“Oh, you are funny,” Jax said, but his tone was far from amused.
Clyde’s chair scooted back, and he stood, towering over our visitors. He must have been seven feet tall and half as broad. No need to seek out the biggest guy in the yard to propel my way to the top of the prison food chain. He was right in front of me.
“Time to go,” Clyde told Jax.
“Relax, Big C.” The weaselly man held up his hands. “We aren’t gonna break your new toy.”
Clyde didn’t speak again. He didn’t need to.
Jax worked his jaw a moment before huffing a breath. “Maybe next time.” He winked a yellow eye at me. His turn toward the exit signaled the other two, and they all filed out.
Clyde pulled the cell door shut in their wake. I stayed against the wall, watching as he shuffled back to the desk chair and sat.
“They’re bad news,” he said of our now absent guests. “And he lied about your tattoo. Don’t hide it. That’s how your friends will find you.”
I nodded while a pertinent question remained unasked:Are you my friend, Clyde?
I hoped so because ours were close quarters, and his fists were the size of my head. Clyde could probably bench-press Vinton, and that was saying something.
Turning toward the bunkbed ladder, I gripped the metal rungs.
“I’m gonna lay down,” I said. “Not feeling so hot.”
Clyde grunted. “You’ll get used to it.”
So I’d been told.
I made it up the ladder and crawled across the mattress. Collapsing onto it, I immediately felt every slatunderneath. My stomach grumbled. I was hungry, tired, and already done with today.
Rolling over, I peered at the drawings taped to the wall above Clyde’s desk. All people, it appeared, most of the same person. I’d seen enough police sketch artist renderings of myself to recognize the hallmarks: hollow cheeks, shaggy undercut, lip ring…
“Clyde?” I cleared my throat. “Whatcha working on?”
He paused mid-scrawl and turned, holding up his notebook. “New art for my fan site. I upload every Wednesday. Library day.” This most current work featured two people in a compromising position. One was the same floppy-haired, tatted guy from the other drawings, and the other looked a lot—too much—like Avery.
“Fan site, huh?” I sat up on the bunk, rubbing the back of my neck. “For who?”
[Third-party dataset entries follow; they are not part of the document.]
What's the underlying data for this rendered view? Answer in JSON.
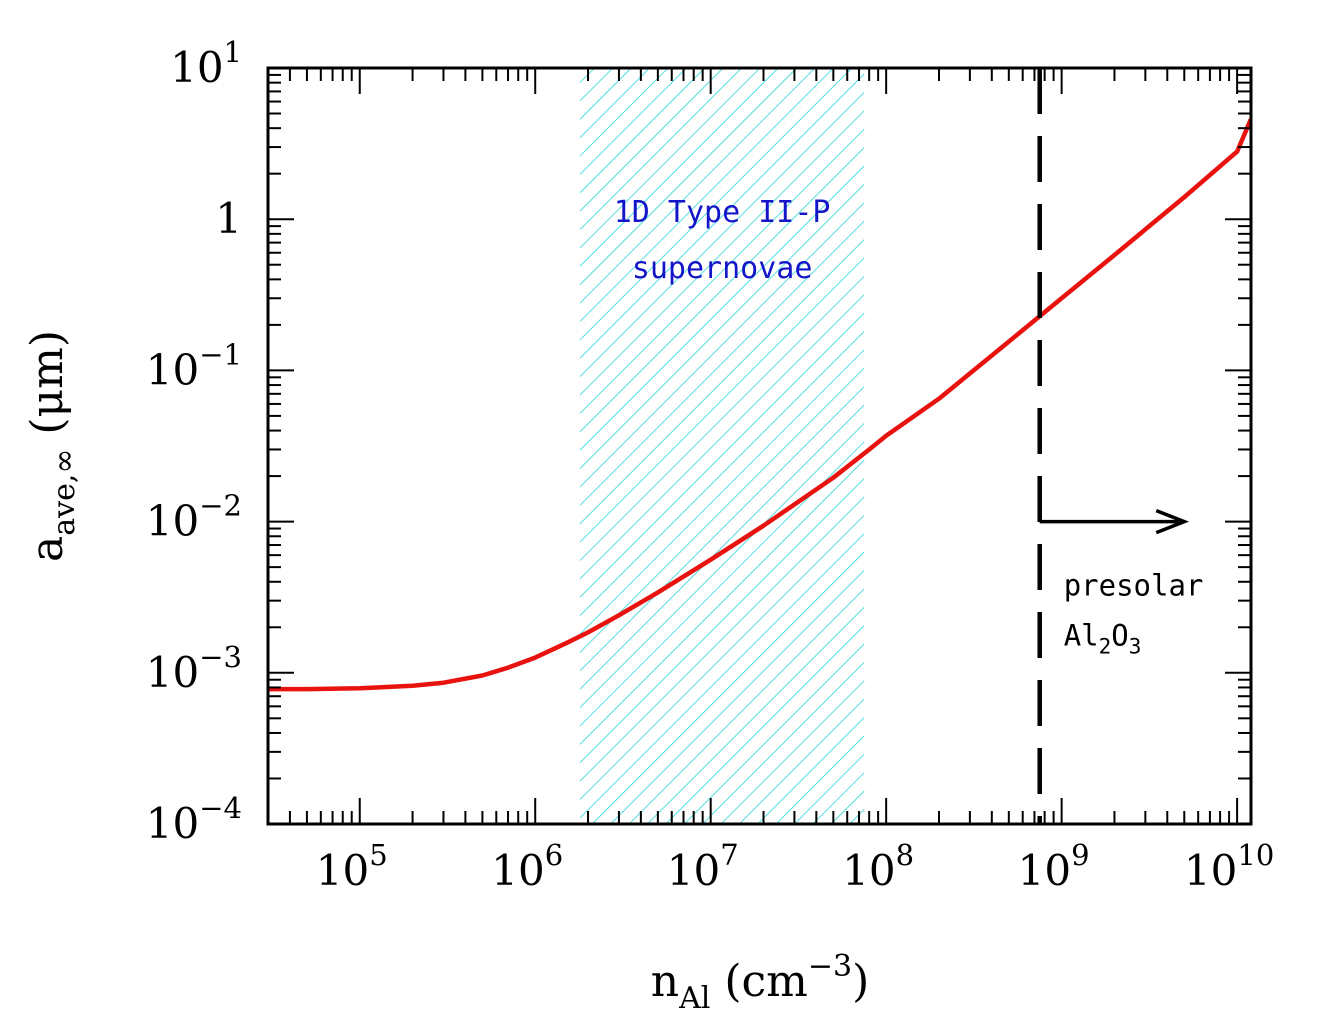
{
  "chart_data": {
    "type": "line",
    "xlabel": {
      "base": "n",
      "sub": "Al",
      "unit_open": " (cm",
      "unit_sup": "−3",
      "unit_close": ")"
    },
    "ylabel": {
      "base": "a",
      "sub": "ave,∞",
      "rest": " (μm)"
    },
    "x_scale": "log",
    "y_scale": "log",
    "xlim": [
      30000,
      12000000000
    ],
    "ylim": [
      0.0001,
      10
    ],
    "grid": false,
    "legend": "none",
    "x_ticks": [
      {
        "value": 100000,
        "base": "10",
        "exp": "5"
      },
      {
        "value": 1000000,
        "base": "10",
        "exp": "6"
      },
      {
        "value": 10000000,
        "base": "10",
        "exp": "7"
      },
      {
        "value": 100000000,
        "base": "10",
        "exp": "8"
      },
      {
        "value": 1000000000,
        "base": "10",
        "exp": "9"
      },
      {
        "value": 10000000000,
        "base": "10",
        "exp": "10"
      }
    ],
    "y_ticks": [
      {
        "value": 0.0001,
        "base": "10",
        "exp": "−4"
      },
      {
        "value": 0.001,
        "base": "10",
        "exp": "−3"
      },
      {
        "value": 0.01,
        "base": "10",
        "exp": "−2"
      },
      {
        "value": 0.1,
        "base": "10",
        "exp": "−1"
      },
      {
        "value": 1,
        "base": "1",
        "exp": ""
      },
      {
        "value": 10,
        "base": "10",
        "exp": "1"
      }
    ],
    "series": [
      {
        "color": "#e8130f",
        "x": [
          30000,
          50000,
          100000,
          200000,
          300000,
          500000,
          700000,
          1000000,
          1500000,
          2000000,
          3000000,
          5000000,
          10000000,
          20000000,
          50000000,
          80000000,
          100000000,
          200000000,
          500000000,
          1000000000,
          2000000000,
          5000000000,
          10000000000,
          12000000000
        ],
        "y": [
          0.00078,
          0.00078,
          0.00079,
          0.00082,
          0.00086,
          0.00096,
          0.00108,
          0.00126,
          0.00157,
          0.00185,
          0.0024,
          0.0034,
          0.0056,
          0.0094,
          0.0195,
          0.03,
          0.037,
          0.065,
          0.155,
          0.3,
          0.58,
          1.4,
          2.8,
          4.6
        ]
      }
    ],
    "shaded_band": {
      "x_range": [
        1800000,
        75000000
      ],
      "color": "#2ad6d6",
      "label_lines": [
        "1D Type II-P",
        "supernovae"
      ]
    },
    "vertical_line": {
      "x": 750000000,
      "style": "dashed",
      "color": "#000000"
    },
    "annotation": {
      "arrow_from_x": 750000000,
      "arrow_to_x": 5000000000,
      "arrow_y": 0.01,
      "text_line1": "presolar",
      "text_line2": {
        "base1": "Al",
        "sub1": "2",
        "base2": "O",
        "sub2": "3"
      }
    }
  }
}
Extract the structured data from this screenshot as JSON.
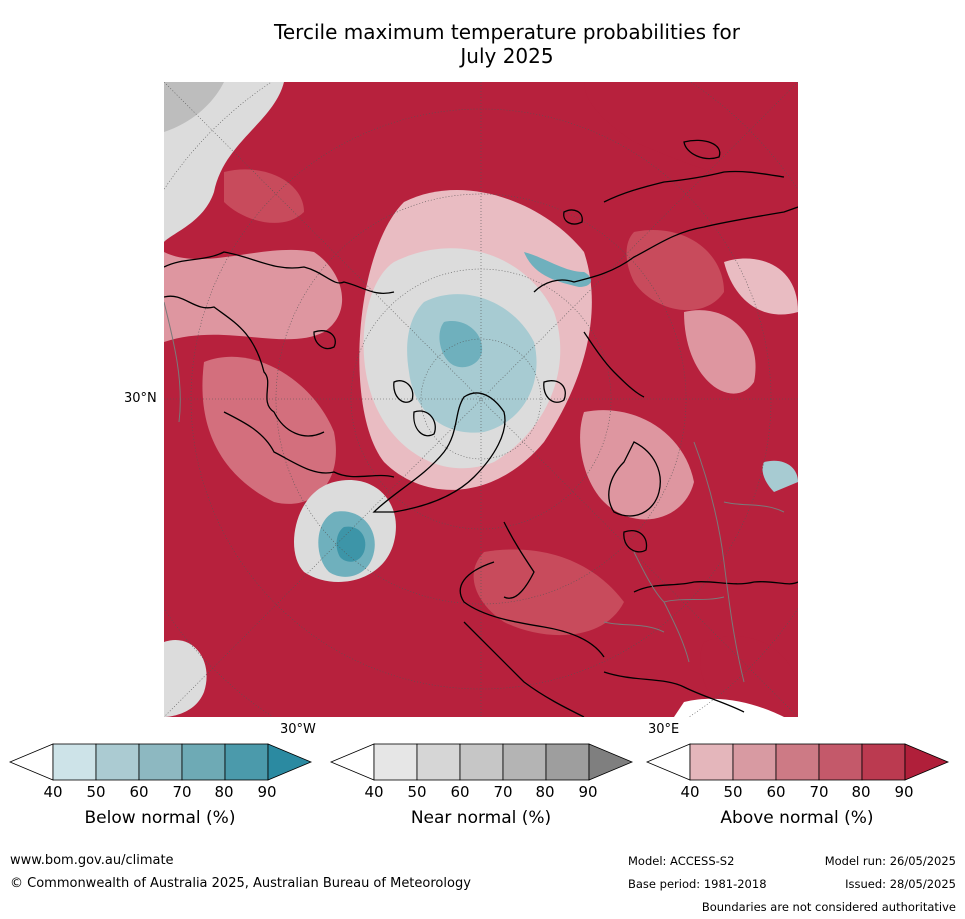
{
  "title_line1": "Tercile maximum temperature probabilities for",
  "title_line2": "July 2025",
  "map": {
    "lat_label": "30°N",
    "lon_label_left": "30°W",
    "lon_label_right": "30°E",
    "colors": {
      "above_90": "#b7213d",
      "above_80": "#c84b5c",
      "above_70": "#d36f7d",
      "above_60": "#de96a0",
      "above_50": "#e9bcc2",
      "near_50": "#dcdcdc",
      "near_70": "#bdbdbd",
      "below_50": "#a7cbd2",
      "below_70": "#6fb0bd",
      "below_80": "#3d95a8",
      "white": "#ffffff",
      "coast": "#000000",
      "border": "#7a7a7a"
    }
  },
  "colorbars": {
    "below": {
      "label": "Below normal (%)",
      "ticks": [
        "40",
        "50",
        "60",
        "70",
        "80",
        "90"
      ],
      "colors": [
        "#ffffff",
        "#cde3e8",
        "#abcbd2",
        "#8db8c1",
        "#6eaab5",
        "#4b9aab",
        "#2b8aa1"
      ]
    },
    "near": {
      "label": "Near normal (%)",
      "ticks": [
        "40",
        "50",
        "60",
        "70",
        "80",
        "90"
      ],
      "colors": [
        "#ffffff",
        "#e6e6e6",
        "#d6d6d6",
        "#c6c6c6",
        "#b4b4b4",
        "#9e9e9e",
        "#7f7f7f"
      ]
    },
    "above": {
      "label": "Above normal (%)",
      "ticks": [
        "40",
        "50",
        "60",
        "70",
        "80",
        "90"
      ],
      "colors": [
        "#ffffff",
        "#e4b6bb",
        "#d89aa2",
        "#cd7a85",
        "#c4596a",
        "#bb3a50",
        "#b01f3a"
      ]
    }
  },
  "footer": {
    "url": "www.bom.gov.au/climate",
    "copyright": "© Commonwealth of Australia 2025, Australian Bureau of Meteorology",
    "model": "Model: ACCESS-S2",
    "base_period": "Base period: 1981-2018",
    "model_run": "Model run: 26/05/2025",
    "issued": "Issued: 28/05/2025",
    "disclaimer": "Boundaries are not considered authoritative"
  }
}
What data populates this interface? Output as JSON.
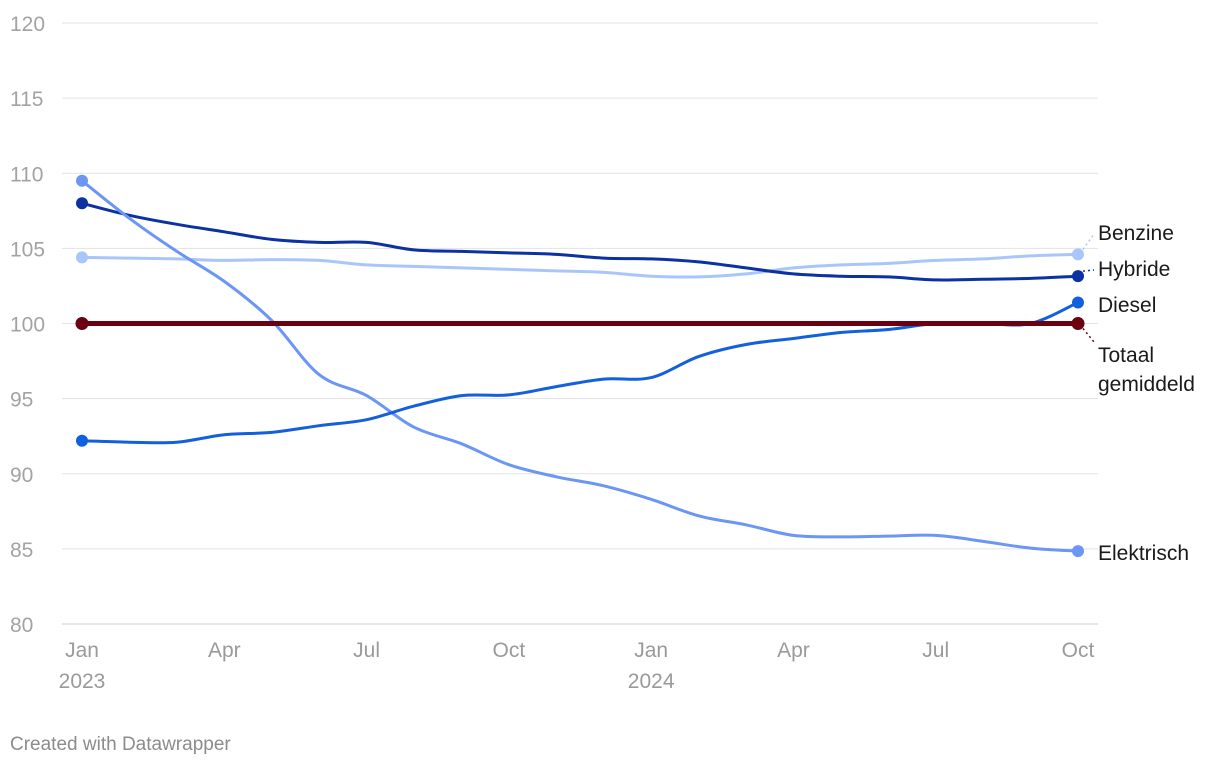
{
  "chart_data": {
    "type": "line",
    "title": "",
    "xlabel": "",
    "ylabel": "",
    "ylim": [
      80,
      120
    ],
    "y_ticks": [
      "80",
      "85",
      "90",
      "95",
      "100",
      "105",
      "110",
      "115",
      "120"
    ],
    "x_ticks": [
      {
        "month": 0,
        "label": "Jan",
        "sub": "2023"
      },
      {
        "month": 3,
        "label": "Apr",
        "sub": ""
      },
      {
        "month": 6,
        "label": "Jul",
        "sub": ""
      },
      {
        "month": 9,
        "label": "Oct",
        "sub": ""
      },
      {
        "month": 12,
        "label": "Jan",
        "sub": "2024"
      },
      {
        "month": 15,
        "label": "Apr",
        "sub": ""
      },
      {
        "month": 18,
        "label": "Jul",
        "sub": ""
      },
      {
        "month": 21,
        "label": "Oct",
        "sub": ""
      }
    ],
    "x_range": [
      0,
      21
    ],
    "series": [
      {
        "name": "Benzine",
        "label_lines": [
          "Benzine"
        ],
        "color": "#a9c6fb",
        "width": 3,
        "values": [
          104.4,
          104.35,
          104.3,
          104.2,
          104.25,
          104.2,
          103.9,
          103.8,
          103.7,
          103.6,
          103.5,
          103.4,
          103.15,
          103.1,
          103.3,
          103.7,
          103.9,
          104.0,
          104.2,
          104.3,
          104.5,
          104.6
        ]
      },
      {
        "name": "Hybride",
        "label_lines": [
          "Hybride"
        ],
        "color": "#0b31a3",
        "width": 3,
        "values": [
          108.0,
          107.2,
          106.6,
          106.1,
          105.6,
          105.4,
          105.4,
          104.9,
          104.8,
          104.7,
          104.6,
          104.35,
          104.3,
          104.1,
          103.7,
          103.3,
          103.15,
          103.1,
          102.9,
          102.95,
          103.0,
          103.15
        ]
      },
      {
        "name": "Diesel",
        "label_lines": [
          "Diesel"
        ],
        "color": "#1360de",
        "width": 3,
        "values": [
          92.2,
          92.1,
          92.1,
          92.6,
          92.75,
          93.2,
          93.6,
          94.5,
          95.2,
          95.25,
          95.8,
          96.3,
          96.4,
          97.8,
          98.6,
          99.0,
          99.4,
          99.6,
          100.0,
          100.0,
          100.0,
          101.4
        ]
      },
      {
        "name": "Elektrisch",
        "label_lines": [
          "Elektrisch"
        ],
        "color": "#6b96f5",
        "width": 3,
        "values": [
          109.5,
          107.0,
          104.8,
          102.8,
          100.2,
          96.6,
          95.2,
          93.1,
          92.0,
          90.6,
          89.8,
          89.2,
          88.3,
          87.2,
          86.6,
          85.9,
          85.8,
          85.85,
          85.9,
          85.5,
          85.05,
          84.85
        ]
      },
      {
        "name": "Totaal gemiddeld",
        "label_lines": [
          "Totaal",
          "gemiddeld"
        ],
        "color": "#6b0010",
        "width": 5,
        "values": [
          100,
          100,
          100,
          100,
          100,
          100,
          100,
          100,
          100,
          100,
          100,
          100,
          100,
          100,
          100,
          100,
          100,
          100,
          100,
          100,
          100,
          100
        ]
      }
    ]
  },
  "footer": {
    "credit": "Created with Datawrapper"
  }
}
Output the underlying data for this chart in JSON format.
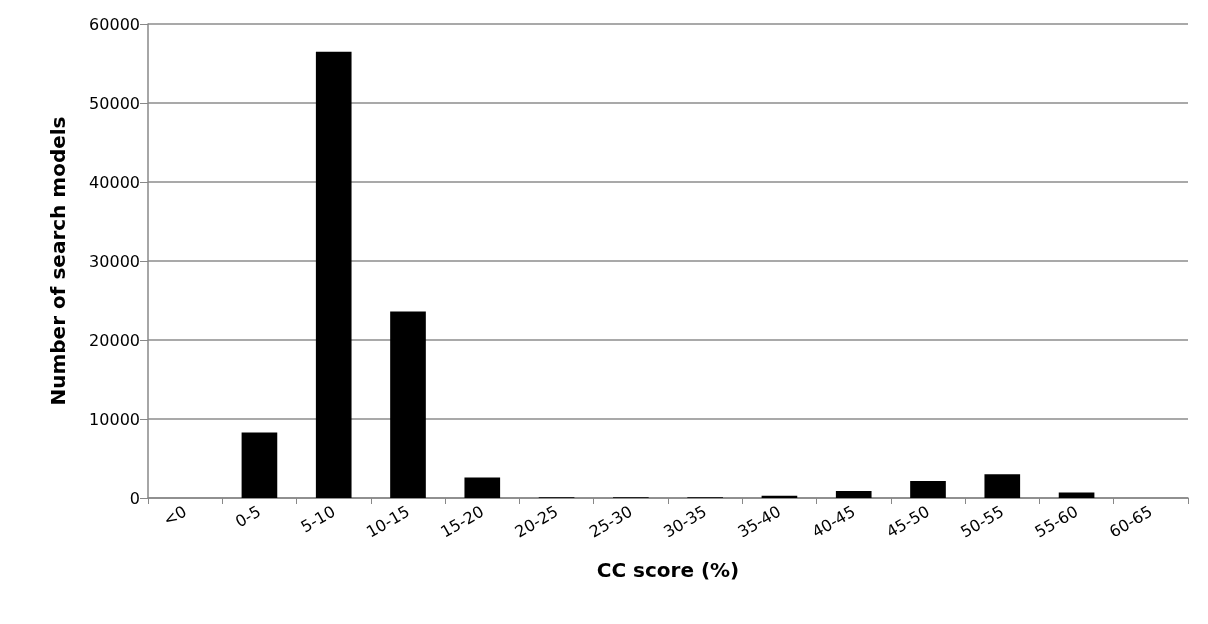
{
  "chart_data": {
    "type": "bar",
    "xlabel": "CC score (%)",
    "ylabel": "Number of search models",
    "categories": [
      "<0",
      "0-5",
      "5-10",
      "10-15",
      "15-20",
      "20-25",
      "25-30",
      "30-35",
      "35-40",
      "40-45",
      "45-50",
      "50-55",
      "55-60",
      "60-65"
    ],
    "values": [
      0,
      8300,
      56500,
      23600,
      2600,
      100,
      100,
      100,
      300,
      900,
      2150,
      3000,
      700,
      0
    ],
    "color": "#000000",
    "ylim": [
      0,
      60000
    ],
    "yticks": [
      0,
      10000,
      20000,
      30000,
      40000,
      50000,
      60000
    ],
    "grid": "y"
  }
}
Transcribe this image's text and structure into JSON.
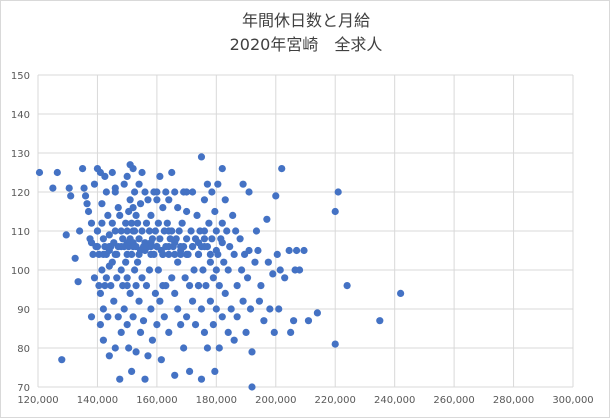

“Marionette,” Clyde murmured.
“Marionette?” My nose scrunched. “As in… me?”
Clyde gazed at the notebook with the nearest thing to love in his eyes. “He is my muse.”
“Oh.” I paused. “Marionette is more of a media thing. Sensational journalism and shit. Most everybody else just calls me Fitch…” The longer I stared at the drawings, the more cringeworthy they became. It was a shrine, after all. A gay smut shrine.
“I like girls, too, you know,” I said at last.
The big man shrugged.
“Hey, Clyde!” A curly-haired woman poked her head between the cell bars, making me jump. She flashed a gap-toothed smile as she announced, “Turn on your radio. AM 785. Marionette’s on the news.” She caught me with a passing glance, then waved. “Hey, new guy.”
Before I could respond, she disappeared.
Holland’s warning about the public learning of my arrest resurfaced in my mind. On its heels came the vivid image of my head mounted on a plaque. Maybe they’d hang it in the Investigative Department, stuffed and fitted with dead glass eyes like a prized buck.
Static crackled as Clyde turned the dials on a tiny clock radio. Notes of passing songs blipped by before he found the right station. It wasn’t a news broadcast at all, rather a local talk show with a shock jock DJ whose whiny voice rubbed my nerves like a cheese grater.
“Big news from the Capitol this morning, ladies and gents,” the DJ said. “Call him Fitch Farrow, call him Marionette, I don’t care as long as they call him convicted. That’s right, the Bloody Hex’s string-pulling assassin has been captured.”